Jefferies se situe en dessous de tout le monde, avec l’économiste mondial Mohit Kumar estimant que la première hausse pourrait être nécessaire du point de vue de la crédibilité, tandis que les mouvements suivants dépendraient de la durée de la guerre et de la tendance des prix du pétrole.
Un cadre dirigeant de Brookings, Robin Brooks, a formulé la conséquence pour le président Kevin Warsh : « Il n’y a aucun moyen pour lui de satisfaire à toutes les hausses intégrées, donc la conférence de presse décevra probablement les marchés ».
C’est précisément le scénario qu’Adler pointe en sens inverse. Son cas de baisse exige que la Fed signale un resserrement plus rapide ou plus long ; Brooks s’attend à l’inverse et voit le dollar baisser et les rendements longs augmenter en conséquence.
Ils ne peuvent pas avoir tous les deux raison, et la courbe de points (« dot plot ») tranchera.
La crypto est déjà positionnée de manière défensive
Bitcoin s’est échangé juste au-dessus de 76 000 dollars après l’échec du vote de clôture au Sénat de la Clarity Act, 49-50.
Talos a enregistré une inclinaison nette à l’achat de 28 % en faveur des stablecoins avant la réunion, contre une inclinaison moyenne à la vente de 8 % autour des réunions précédentes du FOMC. La conviction d’achat sur Bitcoin est tombée à 3 % contre 10 % et celle sur l’éther à 9 % contre 23 %.
Les ETF Bitcoin au comptant ont perdu 450 millions de dollars mardi, la plus forte sortie nette sur une seule journée depuis le 25 juin, avec plus de 570 millions de dollars de contrats à terme sur leviers liquidés — le niveau le plus élevé depuis le 22 août.
L’intérêt ouvert est monté à 688 000 BTC contre 676 000, même si le prix a baissé, ce qui s’interprète comme des traders qui ajoutent des paris baissiers plutôt que de clôturer des positions longues.
La rupture de corrélation complique la comparaison historique
Le cadre d’Adler suppose que Bitcoin suit les actions pendant la fenêtre post-hausse. Cette relation s’est nettement affaiblie.
Les données de CoinMarketCap montrent que la corrélation de Bitcoin sur une fenêtre courte avec le S&P 500 est tombée à 0,43 contre 0,75 en une seule séance, le lien avec le Nasdaq à 0,30 contre 0,60 et l’indice du Dollar Index à +0,08 contre −0,54 sur 30 jours.
La responsable de la recherche, Alice Liu, a attribué cette rupture à un recentrage réglementaire qui a évincé les moteurs macro après le vote de la Clarity, avertissant que « la couverture bêta qui aurait fonctionné lundi n’est pas fiable aujourd’hui, et la réaction du FOMC d’aujourd’hui pourrait être submergée par la suite réglementaire ».

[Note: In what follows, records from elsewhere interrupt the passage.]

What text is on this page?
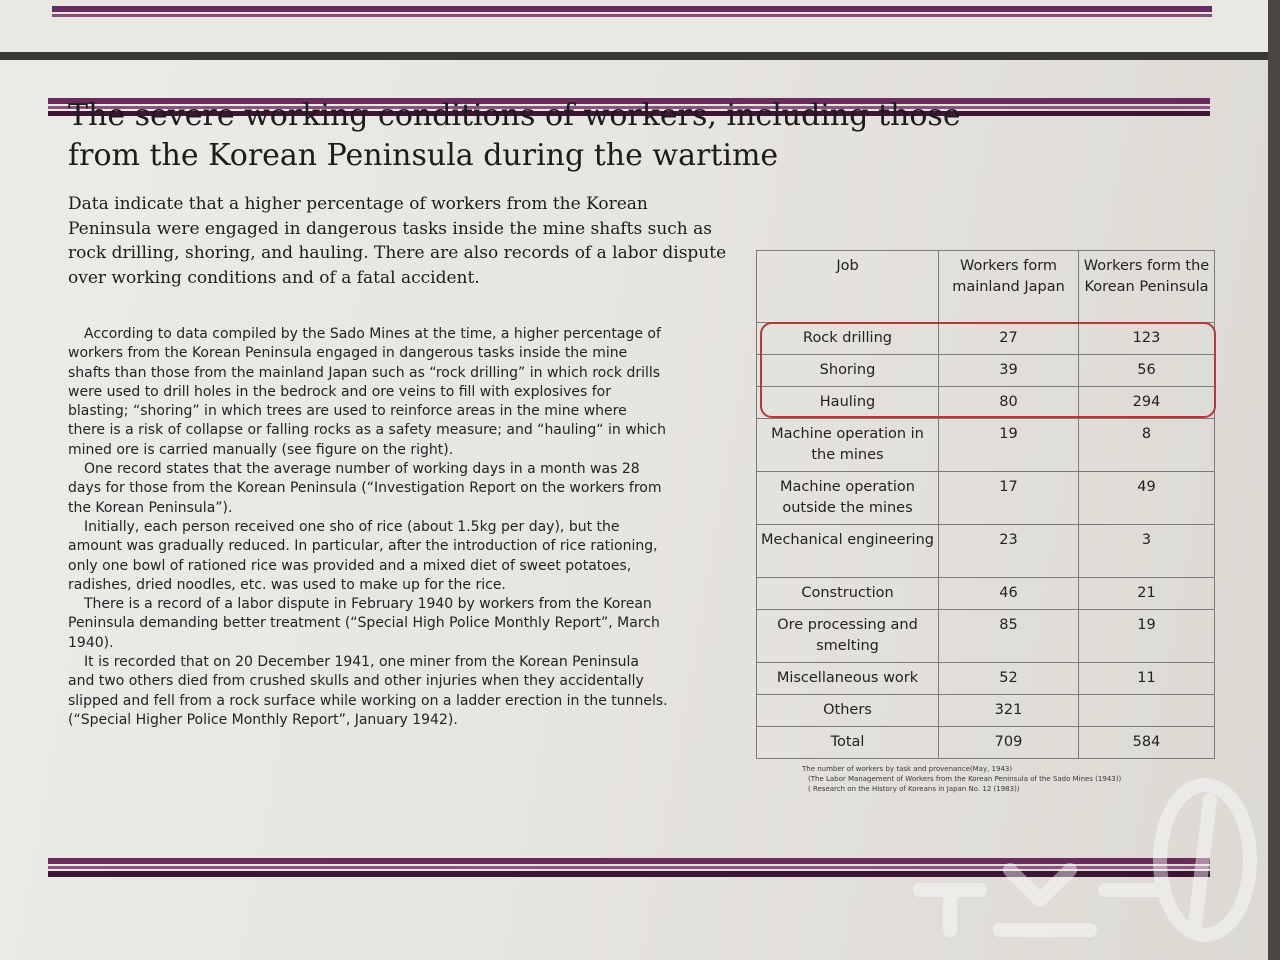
The severe working conditions of workers, including those from the Korean Peninsula during the wartime

Data indicate that a higher percentage of workers from the Korean Peninsula were engaged in dangerous tasks inside the mine shafts such as rock drilling, shoring, and hauling. There are also records of a labor dispute over working conditions and of a fatal accident.

According to data compiled by the Sado Mines at the time, a higher percentage of workers from the Korean Peninsula engaged in dangerous tasks inside the mine shafts than those from the mainland Japan such as “rock drilling” in which rock drills were used to drill holes in the bedrock and ore veins to fill with explosives for blasting; “shoring” in which trees are used to reinforce areas in the mine where there is a risk of collapse or falling rocks as a safety measure; and “hauling“ in which mined ore is carried manually (see figure on the right).

One record states that the average number of working days in a month was 28 days for those from the Korean Peninsula (“Investigation Report on the workers from the Korean Peninsula”).

Initially, each person received one sho of rice (about 1.5kg per day), but the amount was gradually reduced. In particular, after the introduction of rice rationing, only one bowl of rationed rice was provided and a mixed diet of sweet potatoes, radishes, dried noodles, etc. was used to make up for the rice.

There is a record of a labor dispute in February 1940 by workers from the Korean Peninsula demanding better treatment (“Special High Police Monthly Report”, March 1940).

It is recorded that on 20 December 1941, one miner from the Korean Peninsula and two others died from crushed skulls and other injuries when they accidentally slipped and fell from a rock surface while working on a ladder erection in the tunnels. (“Special Higher Police Monthly Report”, January 1942).

Job	Workers form mainland Japan	Workers form the Korean Peninsula
Rock drilling	27	123
Shoring	39	56
Hauling	80	294
Machine operation in the mines	19	8
Machine operation outside the mines	17	49
Mechanical engineering	23	3
Construction	46	21
Ore processing and smelting	85	19
Miscellaneous work	52	11
Others	321	
Total	709	584
The number of workers by task and provenance(May, 1943)
(The Labor Management of Workers from the Korean Peninsula of the Sado Mines (1943))
( Research on the History of Koreans in Japan No. 12 (1983))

À 0,43 et en baisse, une chute du S&P sur six semaines se transmet à Bitcoin bien moins que ce que le schéma historique laisserait entendre.
La question de savoir si les stablecoins accumulés reviennent vers les bourses après l’annonce est un signal à surveiller. La décision est prise à 14 h (heure de New York) et la conférence de presse de Warsh a lieu 30 minutes plus tard.